Stabilizing Hair with Convolutional Neural Networks
However, a forthcoming paper from three researchers at the Chalmers Institute of Technology in Sweden may offer an additional advance in neural hair simulation.
Titled Real-Time Hair Filtering with Convolutional Neural Networks, the paper will be published for the i3D symposium in early May.
The system comprises an autoencoder-based network capable of evaluating hair resolution, including self-shadowing and taking account of hair thickness, in real time, based on a limited number of stochastic samples seeded by OpenGL geometry.

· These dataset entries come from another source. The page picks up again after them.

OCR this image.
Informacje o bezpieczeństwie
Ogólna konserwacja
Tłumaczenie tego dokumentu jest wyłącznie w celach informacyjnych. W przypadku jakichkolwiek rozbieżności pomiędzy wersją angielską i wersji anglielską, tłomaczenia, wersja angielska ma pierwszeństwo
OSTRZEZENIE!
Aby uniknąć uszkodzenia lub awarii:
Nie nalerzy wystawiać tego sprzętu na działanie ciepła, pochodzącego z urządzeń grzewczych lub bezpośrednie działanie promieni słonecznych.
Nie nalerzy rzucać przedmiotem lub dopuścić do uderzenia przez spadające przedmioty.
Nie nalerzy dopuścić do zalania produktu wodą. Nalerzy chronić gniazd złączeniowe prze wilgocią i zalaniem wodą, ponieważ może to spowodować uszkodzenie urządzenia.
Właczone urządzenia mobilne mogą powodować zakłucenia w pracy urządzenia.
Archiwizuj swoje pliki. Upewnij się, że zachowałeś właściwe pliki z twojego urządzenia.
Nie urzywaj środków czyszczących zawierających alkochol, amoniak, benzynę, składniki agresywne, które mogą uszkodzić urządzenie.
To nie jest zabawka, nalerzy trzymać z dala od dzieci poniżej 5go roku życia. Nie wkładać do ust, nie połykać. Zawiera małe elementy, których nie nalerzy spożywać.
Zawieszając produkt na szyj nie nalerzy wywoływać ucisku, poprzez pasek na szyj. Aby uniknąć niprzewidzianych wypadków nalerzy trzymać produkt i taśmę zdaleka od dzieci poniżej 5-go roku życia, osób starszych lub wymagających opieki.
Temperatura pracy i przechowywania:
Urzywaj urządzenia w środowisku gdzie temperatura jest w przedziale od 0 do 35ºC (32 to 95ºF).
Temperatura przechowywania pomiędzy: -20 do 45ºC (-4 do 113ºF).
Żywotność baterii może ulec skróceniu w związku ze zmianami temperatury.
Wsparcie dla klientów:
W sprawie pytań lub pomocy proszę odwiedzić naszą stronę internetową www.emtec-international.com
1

The network is trained on PyTorch, converging over a period of six to twelve hours, depending on network volume and the number of input features. The trained parameters (weights) are then used in the real-time implementation of the system.
Training data is generated by rendering several hundred images for straight and wavy hairstyles, using random distances and poses, as well as diverse lighting conditions.
Hair translucency across the samples is averaged from images rendered with stochastic transparency at supersampled resolution. The original high resolution data is downsampled to accommodate network and hardware limits, and later upsampled, in a typical autoencoder workflow.
The real-time inference application (the ‘live’ software that leverages the algorithm derived from the trained model) employs a mix of NVIDIA CUDA with cuDNN and OpenGL. The initial input features are dumped into OpenGL multisampled color buffers, and the result shunted to cuDNN tensors before processing in the CNN. Those tensors are then copied back to a ‘live’ OpenGL texture for imposition into the final image.
The real-time system operates on a NVIDIA RTX 2080, producing a resolution of 1024×1024 pixels.
Since hair color values are entirely disentangled in the final values obtained by the network, changing the hair color is a trivial task, though effects such as gradients and streaks remain a future challenge.
The authors have released the code used in the paper’s evaluations at GitLab. Check out the supplementary video for MVCGAN below.
Navigating a the latent space of an autoencoder or GAN is still more akin to sailing than precision driving. Only in this very recent period are we beginning to see credible results for pose generation of ‘simpler’ geometry such as faces, in approaches such as NeRF, GANs, and non-deepfake (2017) autoencoder frameworks.
The significant architectural complexity of human hair, combined with the need to incorporate physics models and other traits for which current image synthesis approaches have no provision, indicates that hair synthesis is unlikely to remain an integrated component in general facial synthesis, but is going to require dedicated and separate networks of some sophistication – even if such networks may eventually become incorporated into wider and more complex facial synthesis frameworks.